0456 – the joy of working with constraints, pt 2

I got the more big picture life-long perspective stuff out of the way in the last post, with death and life and all of that stuff. But what I really wanted to talk about I think, is what that looks like in daily life. I was talking to a friend (we’ve been friends maybe for 5 years now) and we talked about how we’ve actually been lucky enough to get quite a few of the things we thought we’d wanted, and yet we aren’t really that much happier for it. And in the toilet earlier I was reading How To Enjoy Your Life by Dale Carnegie (the joy of reading with constraints! :p), and he talked about how… the things to aim for in life are to get what you want, and then to enjoy that. And that only the wisest of people manage to do the latter. It’s consistent with Tony Robbins talking at TED about the science of achievement (lots of people manage) and the art of fulfillment (much fewer do).

I’d like to be reasonably accomplished and I’d like to be very fulfilled. I’d like to, as Robin Williams’ character said in that movie with the boys– Dead Poet’s Society– suck the marrow out of life. I’m very greedy in that regard. But this greed isn’t something that’s on 24/7. It’s itself constrained by tiredness, lethargy, a willingness to sort of give up, lay low, lie down and allow life to just happen. I’m too tired. I can’t keep pushing. I need rest.

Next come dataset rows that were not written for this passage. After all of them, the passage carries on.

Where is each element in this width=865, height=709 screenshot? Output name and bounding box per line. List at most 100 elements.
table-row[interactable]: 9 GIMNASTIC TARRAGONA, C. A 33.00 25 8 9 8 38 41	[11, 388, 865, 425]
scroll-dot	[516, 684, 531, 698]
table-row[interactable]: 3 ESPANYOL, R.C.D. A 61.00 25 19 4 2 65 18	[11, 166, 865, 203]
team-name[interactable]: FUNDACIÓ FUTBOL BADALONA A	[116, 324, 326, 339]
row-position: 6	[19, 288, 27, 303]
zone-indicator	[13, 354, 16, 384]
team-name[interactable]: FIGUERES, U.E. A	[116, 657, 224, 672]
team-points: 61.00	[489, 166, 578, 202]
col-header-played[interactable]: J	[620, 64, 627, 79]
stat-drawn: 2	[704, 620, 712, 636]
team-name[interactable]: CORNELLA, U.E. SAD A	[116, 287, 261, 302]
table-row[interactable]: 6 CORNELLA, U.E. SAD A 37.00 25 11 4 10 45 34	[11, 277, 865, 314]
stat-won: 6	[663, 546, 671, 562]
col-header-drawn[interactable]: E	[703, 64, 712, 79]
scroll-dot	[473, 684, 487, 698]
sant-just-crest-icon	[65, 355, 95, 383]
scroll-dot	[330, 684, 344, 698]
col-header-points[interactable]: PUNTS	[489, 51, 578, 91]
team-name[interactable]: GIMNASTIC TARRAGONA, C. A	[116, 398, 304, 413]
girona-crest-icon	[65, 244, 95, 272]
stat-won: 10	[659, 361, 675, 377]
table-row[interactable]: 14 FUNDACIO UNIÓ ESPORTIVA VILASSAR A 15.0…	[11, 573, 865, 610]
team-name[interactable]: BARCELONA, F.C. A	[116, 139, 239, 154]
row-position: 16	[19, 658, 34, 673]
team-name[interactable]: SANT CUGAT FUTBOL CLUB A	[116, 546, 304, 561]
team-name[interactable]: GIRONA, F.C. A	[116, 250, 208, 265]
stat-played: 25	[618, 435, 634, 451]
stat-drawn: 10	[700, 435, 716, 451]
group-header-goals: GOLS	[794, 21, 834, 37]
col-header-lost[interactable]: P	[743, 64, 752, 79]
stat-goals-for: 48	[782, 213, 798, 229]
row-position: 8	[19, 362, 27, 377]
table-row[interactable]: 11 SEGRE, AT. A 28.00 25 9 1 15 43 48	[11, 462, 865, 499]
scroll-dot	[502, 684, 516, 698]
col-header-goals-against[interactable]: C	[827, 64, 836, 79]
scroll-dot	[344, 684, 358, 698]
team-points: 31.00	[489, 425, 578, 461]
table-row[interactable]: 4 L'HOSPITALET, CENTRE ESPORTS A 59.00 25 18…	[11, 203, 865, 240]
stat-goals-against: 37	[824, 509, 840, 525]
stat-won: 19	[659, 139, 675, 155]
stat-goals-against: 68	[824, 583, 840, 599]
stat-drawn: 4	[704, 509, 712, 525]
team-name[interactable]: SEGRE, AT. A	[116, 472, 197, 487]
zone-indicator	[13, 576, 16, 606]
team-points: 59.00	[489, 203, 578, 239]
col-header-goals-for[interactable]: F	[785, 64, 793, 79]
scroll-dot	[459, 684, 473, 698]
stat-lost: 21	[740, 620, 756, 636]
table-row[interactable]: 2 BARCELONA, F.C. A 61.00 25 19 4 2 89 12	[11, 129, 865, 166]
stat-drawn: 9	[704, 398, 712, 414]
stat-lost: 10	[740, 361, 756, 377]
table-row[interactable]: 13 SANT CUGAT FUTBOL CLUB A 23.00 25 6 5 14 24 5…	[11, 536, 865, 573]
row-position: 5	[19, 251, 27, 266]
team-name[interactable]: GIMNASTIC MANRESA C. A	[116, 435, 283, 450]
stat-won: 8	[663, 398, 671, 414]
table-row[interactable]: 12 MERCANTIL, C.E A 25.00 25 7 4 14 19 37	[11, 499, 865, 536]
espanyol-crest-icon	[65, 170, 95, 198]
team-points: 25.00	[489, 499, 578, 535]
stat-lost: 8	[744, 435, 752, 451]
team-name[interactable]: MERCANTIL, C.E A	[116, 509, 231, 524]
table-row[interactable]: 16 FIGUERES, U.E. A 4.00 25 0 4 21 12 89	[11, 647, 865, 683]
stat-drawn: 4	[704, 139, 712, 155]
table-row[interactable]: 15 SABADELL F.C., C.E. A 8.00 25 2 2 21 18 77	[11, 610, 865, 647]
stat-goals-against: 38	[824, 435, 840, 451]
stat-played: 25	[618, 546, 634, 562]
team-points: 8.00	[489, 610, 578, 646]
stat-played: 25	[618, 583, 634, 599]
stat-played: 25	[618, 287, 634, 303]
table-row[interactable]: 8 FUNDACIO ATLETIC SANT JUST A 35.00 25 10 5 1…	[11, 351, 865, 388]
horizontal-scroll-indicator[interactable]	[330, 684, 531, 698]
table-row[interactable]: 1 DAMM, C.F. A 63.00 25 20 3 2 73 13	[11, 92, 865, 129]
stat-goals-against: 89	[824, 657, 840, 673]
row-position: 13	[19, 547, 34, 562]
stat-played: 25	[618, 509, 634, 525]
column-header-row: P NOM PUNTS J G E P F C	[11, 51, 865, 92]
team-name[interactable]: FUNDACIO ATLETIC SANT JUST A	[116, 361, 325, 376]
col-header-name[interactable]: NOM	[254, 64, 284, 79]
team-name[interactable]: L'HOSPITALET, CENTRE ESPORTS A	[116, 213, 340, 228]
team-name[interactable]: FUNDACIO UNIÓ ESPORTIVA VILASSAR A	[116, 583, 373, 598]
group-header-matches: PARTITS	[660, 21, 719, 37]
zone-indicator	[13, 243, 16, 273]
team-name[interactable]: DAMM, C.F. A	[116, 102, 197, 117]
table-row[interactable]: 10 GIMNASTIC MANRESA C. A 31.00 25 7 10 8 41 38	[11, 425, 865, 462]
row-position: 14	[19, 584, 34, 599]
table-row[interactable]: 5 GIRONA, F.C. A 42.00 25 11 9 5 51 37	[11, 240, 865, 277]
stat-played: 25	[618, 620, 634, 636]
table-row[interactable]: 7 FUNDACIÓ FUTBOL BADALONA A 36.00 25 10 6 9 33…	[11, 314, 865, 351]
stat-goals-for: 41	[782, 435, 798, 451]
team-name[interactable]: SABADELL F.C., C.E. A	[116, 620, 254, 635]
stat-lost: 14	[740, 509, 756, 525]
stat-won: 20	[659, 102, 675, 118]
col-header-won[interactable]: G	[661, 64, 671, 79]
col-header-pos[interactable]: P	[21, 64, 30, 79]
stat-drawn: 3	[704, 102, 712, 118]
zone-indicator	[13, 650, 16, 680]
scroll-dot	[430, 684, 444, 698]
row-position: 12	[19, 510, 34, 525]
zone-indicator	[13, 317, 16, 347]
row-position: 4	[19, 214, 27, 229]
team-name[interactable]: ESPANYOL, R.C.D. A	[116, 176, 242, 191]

There’s definitely a certain breathe-in-breathe-out, wax-on-wax-off taoist balance to that, but also I think… it’s a sort of energy problem. It’s a question of how much energy do we want to consume and how much do we want to expend? I’m going to get all bro-sciency here, none of this is fact– just hypotheticals. We know that human beings are fundamentally lazy. We don’t want to expend too much energy or effort. And this is understandable because for hundreds of thousands of years, the amount of energy we had access to was limited. (Constrained.) Today we have access to far more energy.

I’m thinking about this in a very literal sense– food! How much calories should a person consume and expend a day? What’s the difference between consuming AND expending very little, and consuming AND expending a lot? Suppose a person ate 1500 and expended 1500 calories– how would they be different from their twin brother who ate and expended 5000 calories a day? Physically, theoretically (with our oversimplistic calorie in, calorie out model), they should look similar. But I have a feeling the reality will be very different. “Energetically” they’ll be very different. The consciousness they’ll experience will be very different. Right? The lower calorie guy should be much more restful, he won’t move around as much. What does 5000 calories expended a day look like? Won’t you be able to do more reading, more working out, more playing chess (I remember reading about some chess grandmasters who lose a ton of weight during competitions, just from working their brains that hard.)

I guess… think about the difference between the average human and a performance athlete, and how that’s very obvious because it’s so physical, but then think about what it looks like in a mental sense. How a monk is different from (and/or similar to) a punk rocker. I have too many assorted thoughts right now to examine any single one too closely, but I’ll just keep running while I feel like running.

I’ve been eating better these past few days. I’ve been trying to have breakfast more. I drink a peanut butter / milk shake each morning, and it perks me up. It alerts my brain. It’s a level of awareness and clarity I didn’t have before. And I’m wondering what more could I do? What more could I access within myself? I don’t know. But I’d like to find out. I’d like to be more productive. I’d like to do more. I’ve always said these things, though there have been times where I didn’t feel them. There have been lots of times where I didn’t feel them. Sometimes I wonder if the only reason I write is because I want to remind myself, when I’m down, about what it’s like to be up. I want to hold myself accountable in some way, and I want to remind myself– look! Here there be global optimas! But I only see them when I’m mentally alert, clear, stimulated, deep breaths and endorphins and good stuff washing my brain.

Who would I be, though, without all the constraints and limitations that have made me who I am? I will never know, and I’m not too sure if that thought experiment will be particularly fruitful. That’s a meditation for a more idle time. This is an interesting moment for me right now, just to feel my thoughts coming out onto the screen, from my brain through my fingers. I’m in a relatively unique state, I’m very “good-anxious”. I’m not always like this. In fact, I’m almost a little sad how rarely I am like this anymore. I used to be more like this when I was younger, but I was also more hot-headed, less self-aware, more ignorant, less careful… so there’s a tradeoff. But I’d like to see more of this “energetic release” (broscience, I know. I’m using vague terms because I don’t know what the precise terms are. But I’m sure there’s stuff going on in my body and in my brain that’s a response to my different diet, to better sleep, and to me being more efficient at work that are giving me all these useful vibes that I’m going to learn to harness and use to my advantage).

It’s amusing to me, Ha Ha amusing, again how I feel like I’ve blitzed through a vomit without really cracking into anything of particular value. But that’s okay. Right now I just want to keep moving.